Marriages-Women’s choices were fully respected
The wedding day has been considered as one of the most divine days in someone’s life, including women. In Hinduism, a woman’s choice is well taken care of by both families. Both love marriages and arrange marriages are accepted events in our past.
Brahma marriage is the most celebrated one. In this type of marriage, the father searches for a suitable groom for her daughter. After getting acceptance from the daughter and family, he passes on the proposal of marriage to the groom’s family. During a major section of our history, women were able to choose a suitable groom during their swayamvar.
Similarly, Gandharva marriage is the name reserved for loving couples. It is akin to modern-day live-in relationships, but with the approval of society and family.
Feminists always point towards the role of Hindu women confined to four walls of the house and term it as suppression. They pose questions like “Why do you expect women to be good wives or Good mothers”? One simple answer is that women are makers of civilisation. Good children create a good society and good children are created through good mothers. When children are born, they are kind of dictators for the first 5-6 years of their lives. You have to agree with almost every demand posed by them.
Scientific evidence also confirms that on average, women are more agreeable than men; which makes most men unsuited for this job. However, it does not mean that women cannot play other roles. We have seen our mothers handling both her job and us.
Property Rights to women
A female child was never considered different from her male sibling.
Rigveda 3.31.2 says that if parents have both son and daughter, then after the father’s death, a son will be performing pindadaan and the daughter will be enriched with gifts.
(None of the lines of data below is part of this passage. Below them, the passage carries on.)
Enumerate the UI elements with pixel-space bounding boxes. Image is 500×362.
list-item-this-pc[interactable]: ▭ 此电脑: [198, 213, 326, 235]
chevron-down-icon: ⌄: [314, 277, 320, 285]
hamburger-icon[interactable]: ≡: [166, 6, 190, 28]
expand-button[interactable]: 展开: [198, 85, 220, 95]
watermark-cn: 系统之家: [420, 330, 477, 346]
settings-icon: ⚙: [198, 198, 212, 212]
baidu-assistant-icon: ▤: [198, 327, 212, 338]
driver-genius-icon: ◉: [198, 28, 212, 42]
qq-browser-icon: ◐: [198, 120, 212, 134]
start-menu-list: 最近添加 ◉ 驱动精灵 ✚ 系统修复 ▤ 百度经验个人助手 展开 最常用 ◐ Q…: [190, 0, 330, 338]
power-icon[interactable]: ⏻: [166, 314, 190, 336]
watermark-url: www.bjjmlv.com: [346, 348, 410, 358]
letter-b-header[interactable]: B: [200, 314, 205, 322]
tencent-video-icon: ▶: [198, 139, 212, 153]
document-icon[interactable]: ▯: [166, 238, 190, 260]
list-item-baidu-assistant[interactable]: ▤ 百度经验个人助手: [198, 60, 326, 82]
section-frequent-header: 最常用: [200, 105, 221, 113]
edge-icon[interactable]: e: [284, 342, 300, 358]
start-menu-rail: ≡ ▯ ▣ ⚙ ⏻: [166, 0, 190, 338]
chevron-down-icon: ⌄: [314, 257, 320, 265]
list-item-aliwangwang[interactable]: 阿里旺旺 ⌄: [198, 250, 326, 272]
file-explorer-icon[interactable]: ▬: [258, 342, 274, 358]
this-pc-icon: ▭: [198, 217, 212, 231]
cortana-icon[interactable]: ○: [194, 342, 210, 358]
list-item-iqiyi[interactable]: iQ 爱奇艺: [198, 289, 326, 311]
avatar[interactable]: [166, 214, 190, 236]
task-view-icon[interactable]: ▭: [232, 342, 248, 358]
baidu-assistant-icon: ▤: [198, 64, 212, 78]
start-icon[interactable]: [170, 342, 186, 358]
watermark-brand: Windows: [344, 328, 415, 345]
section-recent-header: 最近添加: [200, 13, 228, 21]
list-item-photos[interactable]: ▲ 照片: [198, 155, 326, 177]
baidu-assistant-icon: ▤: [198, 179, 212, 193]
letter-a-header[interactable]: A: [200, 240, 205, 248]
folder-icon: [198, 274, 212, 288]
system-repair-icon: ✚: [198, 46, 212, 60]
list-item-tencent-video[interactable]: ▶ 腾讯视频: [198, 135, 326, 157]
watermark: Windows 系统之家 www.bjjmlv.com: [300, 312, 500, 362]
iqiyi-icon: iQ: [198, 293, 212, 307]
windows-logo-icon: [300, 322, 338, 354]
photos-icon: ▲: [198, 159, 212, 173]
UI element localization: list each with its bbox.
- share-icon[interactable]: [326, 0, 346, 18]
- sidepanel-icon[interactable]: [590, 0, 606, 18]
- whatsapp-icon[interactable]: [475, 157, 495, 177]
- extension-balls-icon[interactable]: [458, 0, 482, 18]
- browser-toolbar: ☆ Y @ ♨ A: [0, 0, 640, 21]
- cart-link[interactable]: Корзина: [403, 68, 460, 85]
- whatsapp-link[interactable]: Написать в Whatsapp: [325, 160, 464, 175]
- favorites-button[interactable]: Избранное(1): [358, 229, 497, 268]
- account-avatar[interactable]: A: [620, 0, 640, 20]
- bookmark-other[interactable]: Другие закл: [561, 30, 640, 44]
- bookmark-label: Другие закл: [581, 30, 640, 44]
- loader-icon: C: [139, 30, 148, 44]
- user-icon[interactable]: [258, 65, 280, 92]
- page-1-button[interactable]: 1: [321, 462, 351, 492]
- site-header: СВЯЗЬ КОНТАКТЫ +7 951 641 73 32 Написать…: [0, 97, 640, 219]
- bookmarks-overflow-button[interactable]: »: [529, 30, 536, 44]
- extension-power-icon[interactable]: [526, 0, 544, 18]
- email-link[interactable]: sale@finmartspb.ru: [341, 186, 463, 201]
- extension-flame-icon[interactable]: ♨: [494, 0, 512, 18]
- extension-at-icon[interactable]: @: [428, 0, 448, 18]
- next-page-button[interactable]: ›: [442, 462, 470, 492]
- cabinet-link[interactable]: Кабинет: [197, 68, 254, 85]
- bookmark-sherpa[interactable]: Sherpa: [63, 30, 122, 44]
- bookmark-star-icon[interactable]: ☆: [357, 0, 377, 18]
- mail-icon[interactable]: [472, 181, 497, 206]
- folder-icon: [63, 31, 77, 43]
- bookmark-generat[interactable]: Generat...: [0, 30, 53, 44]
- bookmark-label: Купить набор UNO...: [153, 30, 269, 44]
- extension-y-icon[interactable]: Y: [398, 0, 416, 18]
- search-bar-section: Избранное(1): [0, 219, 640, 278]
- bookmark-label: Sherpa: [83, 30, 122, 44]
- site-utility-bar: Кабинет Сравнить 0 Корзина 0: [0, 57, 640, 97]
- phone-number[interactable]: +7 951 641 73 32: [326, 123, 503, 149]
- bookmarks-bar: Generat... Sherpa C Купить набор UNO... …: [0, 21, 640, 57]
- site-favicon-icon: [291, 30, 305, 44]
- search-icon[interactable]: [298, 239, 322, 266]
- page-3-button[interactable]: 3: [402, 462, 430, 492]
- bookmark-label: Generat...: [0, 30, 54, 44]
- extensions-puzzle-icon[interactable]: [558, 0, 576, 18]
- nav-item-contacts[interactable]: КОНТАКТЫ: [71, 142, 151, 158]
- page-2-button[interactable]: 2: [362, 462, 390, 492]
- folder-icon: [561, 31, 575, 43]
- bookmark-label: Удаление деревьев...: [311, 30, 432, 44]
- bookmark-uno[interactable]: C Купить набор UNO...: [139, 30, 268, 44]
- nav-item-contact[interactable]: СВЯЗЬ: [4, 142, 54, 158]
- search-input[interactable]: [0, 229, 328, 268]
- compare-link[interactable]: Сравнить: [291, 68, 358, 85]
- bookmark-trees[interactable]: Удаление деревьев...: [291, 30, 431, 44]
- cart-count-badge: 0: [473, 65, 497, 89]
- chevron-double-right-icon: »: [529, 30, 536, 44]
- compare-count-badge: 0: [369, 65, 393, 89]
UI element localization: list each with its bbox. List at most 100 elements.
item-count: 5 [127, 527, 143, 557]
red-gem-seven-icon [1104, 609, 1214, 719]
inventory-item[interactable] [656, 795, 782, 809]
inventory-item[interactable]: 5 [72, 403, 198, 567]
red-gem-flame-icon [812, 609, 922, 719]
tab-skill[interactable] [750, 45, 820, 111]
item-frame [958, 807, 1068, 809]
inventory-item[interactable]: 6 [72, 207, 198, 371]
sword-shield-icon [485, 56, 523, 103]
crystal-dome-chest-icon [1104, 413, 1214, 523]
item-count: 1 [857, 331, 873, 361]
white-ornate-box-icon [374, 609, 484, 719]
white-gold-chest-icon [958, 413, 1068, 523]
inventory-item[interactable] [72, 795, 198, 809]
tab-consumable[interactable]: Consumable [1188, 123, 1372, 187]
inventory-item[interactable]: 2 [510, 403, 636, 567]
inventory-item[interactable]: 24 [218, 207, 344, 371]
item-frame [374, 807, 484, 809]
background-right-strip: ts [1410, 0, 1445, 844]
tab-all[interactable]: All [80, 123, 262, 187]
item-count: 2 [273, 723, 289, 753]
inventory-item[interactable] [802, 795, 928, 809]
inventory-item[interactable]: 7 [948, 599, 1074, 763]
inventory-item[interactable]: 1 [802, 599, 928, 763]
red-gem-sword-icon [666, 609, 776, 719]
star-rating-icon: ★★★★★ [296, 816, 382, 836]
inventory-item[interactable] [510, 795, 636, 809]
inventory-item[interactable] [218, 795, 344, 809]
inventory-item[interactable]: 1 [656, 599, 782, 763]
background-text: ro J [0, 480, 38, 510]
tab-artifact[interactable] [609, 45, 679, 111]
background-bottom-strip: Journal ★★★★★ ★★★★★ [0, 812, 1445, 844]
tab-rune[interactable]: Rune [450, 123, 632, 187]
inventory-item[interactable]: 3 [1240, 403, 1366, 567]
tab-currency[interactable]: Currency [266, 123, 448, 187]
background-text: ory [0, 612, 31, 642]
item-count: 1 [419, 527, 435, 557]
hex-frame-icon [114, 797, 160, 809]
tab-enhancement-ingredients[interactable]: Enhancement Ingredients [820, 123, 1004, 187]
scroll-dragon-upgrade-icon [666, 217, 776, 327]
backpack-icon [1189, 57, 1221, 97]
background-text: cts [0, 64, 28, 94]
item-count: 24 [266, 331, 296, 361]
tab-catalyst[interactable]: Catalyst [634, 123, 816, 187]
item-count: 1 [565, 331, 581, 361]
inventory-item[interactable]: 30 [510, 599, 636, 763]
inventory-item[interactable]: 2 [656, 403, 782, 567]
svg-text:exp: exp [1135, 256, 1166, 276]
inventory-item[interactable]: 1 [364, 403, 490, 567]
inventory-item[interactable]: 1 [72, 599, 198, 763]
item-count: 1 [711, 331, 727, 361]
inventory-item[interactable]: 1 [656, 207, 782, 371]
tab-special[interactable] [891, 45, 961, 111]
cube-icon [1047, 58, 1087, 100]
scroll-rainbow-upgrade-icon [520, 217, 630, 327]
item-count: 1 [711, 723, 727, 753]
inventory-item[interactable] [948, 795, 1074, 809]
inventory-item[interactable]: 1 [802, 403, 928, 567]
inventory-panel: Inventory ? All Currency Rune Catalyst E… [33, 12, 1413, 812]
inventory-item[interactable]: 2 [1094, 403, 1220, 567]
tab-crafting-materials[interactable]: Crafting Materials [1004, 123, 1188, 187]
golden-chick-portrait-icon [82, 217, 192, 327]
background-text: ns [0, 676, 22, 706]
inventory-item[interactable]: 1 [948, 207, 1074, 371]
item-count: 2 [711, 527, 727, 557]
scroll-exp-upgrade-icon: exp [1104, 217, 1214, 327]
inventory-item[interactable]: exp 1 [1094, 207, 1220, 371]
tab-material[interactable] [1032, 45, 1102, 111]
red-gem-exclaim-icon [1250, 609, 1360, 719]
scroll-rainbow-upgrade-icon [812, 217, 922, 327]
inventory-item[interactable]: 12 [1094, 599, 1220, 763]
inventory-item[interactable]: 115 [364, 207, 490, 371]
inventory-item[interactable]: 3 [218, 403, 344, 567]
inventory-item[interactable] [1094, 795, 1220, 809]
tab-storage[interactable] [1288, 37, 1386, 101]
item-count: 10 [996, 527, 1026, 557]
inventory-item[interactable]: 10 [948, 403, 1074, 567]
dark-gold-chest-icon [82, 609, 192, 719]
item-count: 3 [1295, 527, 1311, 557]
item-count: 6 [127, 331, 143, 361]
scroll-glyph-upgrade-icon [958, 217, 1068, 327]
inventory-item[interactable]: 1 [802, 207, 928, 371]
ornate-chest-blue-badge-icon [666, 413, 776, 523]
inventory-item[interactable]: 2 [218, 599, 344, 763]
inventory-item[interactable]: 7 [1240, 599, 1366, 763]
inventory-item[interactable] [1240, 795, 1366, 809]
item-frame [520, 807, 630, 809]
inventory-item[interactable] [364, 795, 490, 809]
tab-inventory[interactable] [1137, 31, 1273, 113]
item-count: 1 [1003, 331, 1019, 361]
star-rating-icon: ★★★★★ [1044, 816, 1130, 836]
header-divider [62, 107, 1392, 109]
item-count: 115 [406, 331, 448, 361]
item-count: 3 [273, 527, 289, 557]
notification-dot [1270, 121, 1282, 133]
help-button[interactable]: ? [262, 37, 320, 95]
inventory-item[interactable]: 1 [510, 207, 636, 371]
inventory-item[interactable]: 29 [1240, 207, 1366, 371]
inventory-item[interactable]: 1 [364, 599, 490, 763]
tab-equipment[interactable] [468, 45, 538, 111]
Rigveda 2.17.7also preaches the same principle.
Maharshi Manu had also advocated for an equal share of son and daughter in the family’s property.
In Manusmriti 9/130, he writes, “The son is as one’s own self, and the daughter is equal to the son; hence so long as she is there in her own real character, how can anyone else take his property”.
Manusmriti 9/131, 9/192 and 9/193 also make it mandatory for women to have the same property rights as men.
It is well said that if you don’t read your own history, you will fall victim to the destroyers of your civilisation. To know about the history of half of your population becomes more crucial when they are being bombarded with illogical concepts of the feminine from the west and Islamism.
Women’s role in the Sanatan civilisation can be summed in one line. In Sanatan civilisation, women from a larger perspective had the roles of Queens, Mothers, Teachers, Preachers, warriors, and Ministers. But they were not coerced into performing a specific role.